The Hope - Sunrise Historical Museum was filled with memorabilia of life in Alaska and the gold mining of years gone by. There were several buildings which had narrated information. Under a covered area was a collection of old mining equipment. Very nice collection in this small town.
|My dad lived in a quonset like this in the Aleutians during WW2|
The Resurrection Creek empties into Turnagain Arm at Hope. The road in this little old town ends at the creek which is a great fishing spot. We watched several people fishing right in and on the edge of the creek, and they were catching.
It was a nice side trip with more beautiful Alaska landscape.
We returned to Girdwood and after a quick lunch, hooked up the truck and rolled on down the Seward Hwy to the Sterling Hwy taking us to Soldotna where we pulled in at the Fred Meyers for a grocery stop. The last time we passed thru and stopped at Fred Meyers we easily found a place to park, this time the parking lot was packed. This is peak fishing season on the Kenai which runs through town. We slipped into a spot just the size we needed. We loaded the fridge and pantry and even found room in the freezer for unlicked ice cream (had not been able to buy ice cream in a long time). Then we squeezed back out of the parking lot and back onto the Sterling moving south to Ninilchik.

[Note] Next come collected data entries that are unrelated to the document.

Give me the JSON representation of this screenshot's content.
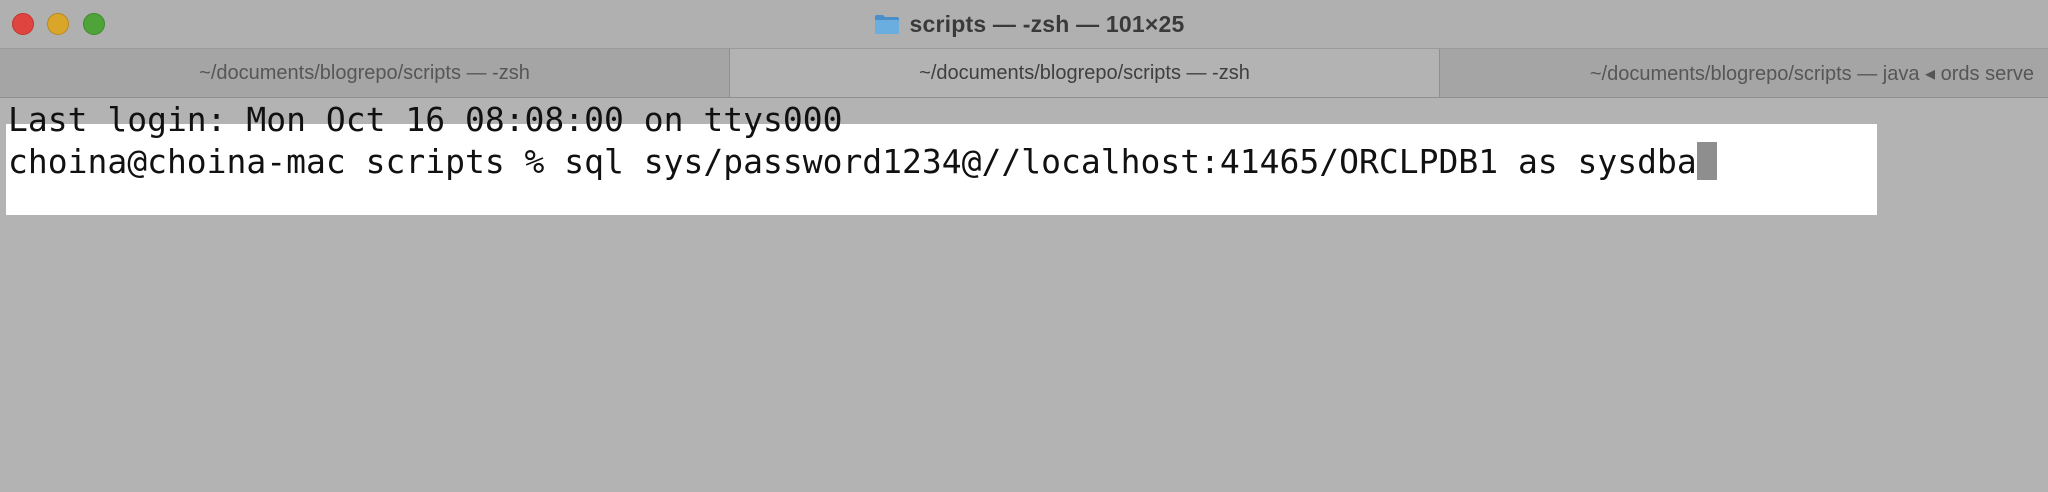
{
  "window": {
    "title": "scripts — -zsh — 101×25",
    "folder_icon": "folder-icon"
  },
  "traffic_lights": {
    "close_color": "#e0443e",
    "minimize_color": "#d9a62a",
    "maximize_color": "#4ea33a"
  },
  "tabs": [
    {
      "label": "~/documents/blogrepo/scripts — -zsh",
      "active": false
    },
    {
      "label": "~/documents/blogrepo/scripts — -zsh",
      "active": true
    },
    {
      "label": "~/documents/blogrepo/scripts — java ◂ ords serve",
      "active": false
    }
  ],
  "terminal": {
    "last_login": "Last login: Mon Oct 16 08:08:00 on ttys000",
    "prompt_command": "choina@choina-mac scripts % sql sys/password1234@//localhost:41465/ORCLPDB1 as sysdba"
  }
}
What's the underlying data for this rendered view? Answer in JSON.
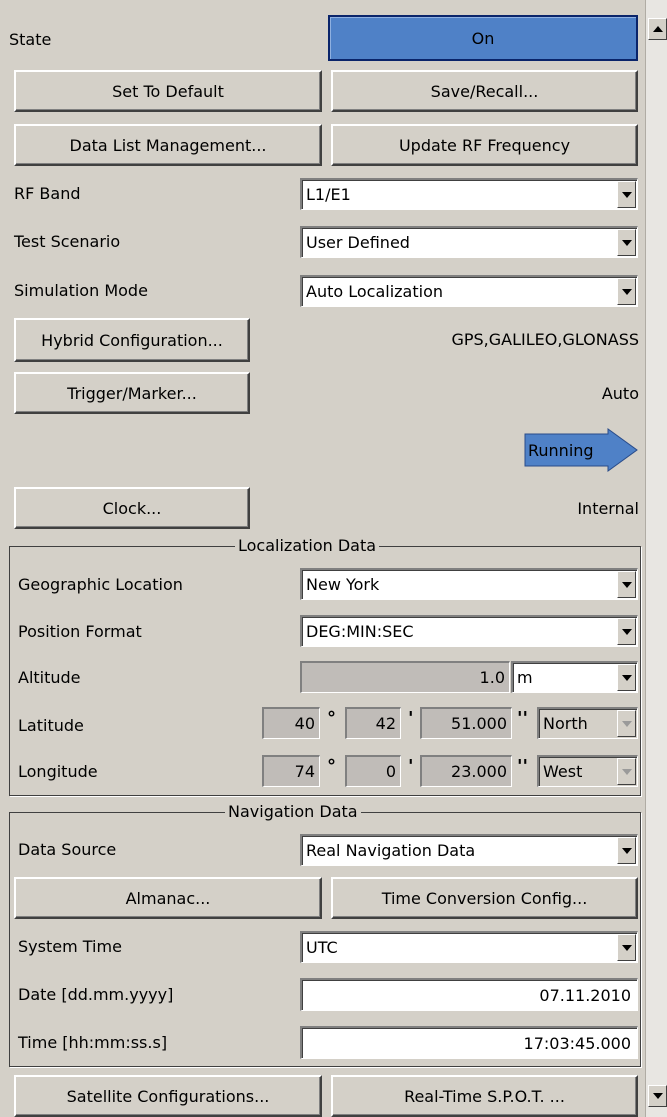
{
  "state": {
    "label": "State",
    "value": "On"
  },
  "buttons": {
    "set_default": "Set To Default",
    "save_recall": "Save/Recall...",
    "data_list": "Data List Management...",
    "update_rf": "Update RF Frequency",
    "hybrid": "Hybrid Configuration...",
    "trigger": "Trigger/Marker...",
    "clock": "Clock...",
    "almanac": "Almanac...",
    "time_conv": "Time Conversion Config...",
    "sat_config": "Satellite Configurations...",
    "realtime": "Real-Time S.P.O.T. ..."
  },
  "rf_band": {
    "label": "RF Band",
    "value": "L1/E1"
  },
  "test_scenario": {
    "label": "Test Scenario",
    "value": "User Defined"
  },
  "sim_mode": {
    "label": "Simulation Mode",
    "value": "Auto Localization"
  },
  "hybrid_value": "GPS,GALILEO,GLONASS",
  "trigger_value": "Auto",
  "running": "Running",
  "clock_value": "Internal",
  "localization": {
    "title": "Localization Data",
    "geo_label": "Geographic Location",
    "geo_value": "New York",
    "pos_label": "Position Format",
    "pos_value": "DEG:MIN:SEC",
    "alt_label": "Altitude",
    "alt_value": "1.0",
    "alt_unit": "m",
    "lat_label": "Latitude",
    "lat_deg": "40",
    "lat_min": "42",
    "lat_sec": "51.000",
    "lat_dir": "North",
    "lon_label": "Longitude",
    "lon_deg": "74",
    "lon_min": "0",
    "lon_sec": "23.000",
    "lon_dir": "West",
    "deg_sym": "°",
    "min_sym": "'",
    "sec_sym": "''"
  },
  "navigation": {
    "title": "Navigation Data",
    "source_label": "Data Source",
    "source_value": "Real Navigation Data",
    "systime_label": "System Time",
    "systime_value": "UTC",
    "date_label": "Date [dd.mm.yyyy]",
    "date_value": "07.11.2010",
    "time_label": "Time [hh:mm:ss.s]",
    "time_value": "17:03:45.000"
  },
  "colors": {
    "background": "#d4d0c8",
    "state_on": "#4f81c7",
    "running_arrow": "#4f81c7"
  }
}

Ninilchik is another little fishing village along Turnagain Arm. We found All Seasons Campground there which is a Passport America Campground. GREAT! Dry camping in a state park typically costs about $15-20 per night, with our Passport America discount we pay $21 per night for a full-hookup site. What a bargain! The campground is only 3 miles from the highway, not a bad location and we like the smaller campgrounds. We will stay a few days and make this our home base.
After checking with the campground host Saturday morning, Forest washed the dust off of the coach while Cindy caught up on laundry. After lunch we took a ride out to the small boat harbor to see if there were any eagles to be found. The timing was not right, we were after low tide so none were feeding. Someone told us the best time to see the eagles here is at High Tide which would be about 7pm. We will come back later.
We turned down another little road taking us into Ninilchik Village where we found Mission Ave Gallery & Gifts. The owner, Jim Lee is a local artist who does fossil Ivory carvings. His little shop is filled with carvings, jewelry and Moose Antlers all made by him and other local artists. We will be back to purchase a special piece to take home. His work is some of the nicest we have found on our trip.
We found the St. Peter Catholic Church in Ninilchik which has a Saturday Vigil Mass at 8:00 pm! We found this to be such an odd time but when you remember the sun does not set until almost mid-night it is not unusual for this area. We had a snack in the afternoon to hold us until after Mass for supper.
After Mass we visited with a local couple who asked where we were from. He is a Viet Nam Vet and has a couple of good friends from Lafayette and Abbeville. We had a nice visit with Mark & Liz. When we left the church after mass we drove back down to the small boat harbor to see if the eagles were feeding. There were 6 or 7 eagles and several sea gulls. The local charter boats dump their fish carcasses on the beach.
As we were leaving the harbor we met Liz and Mark, the couple from church, driving in. He rolled down his window and they invited us to come to see their house. WOW, we said yes and followed them home. They have a beautiful log cabin and property along Deep Creek. She is very proud of her garden and beautiful flowers. They have been living in their log cabin for many years where they raised their three sons. He is originally from Illinois and she is Native Alaskan. We enjoyed our visit with them. When we realized it was 11pm it was time to go. Hey we still made it home before dark! Had a quick ham sandwich before we went to bed. What a nice day.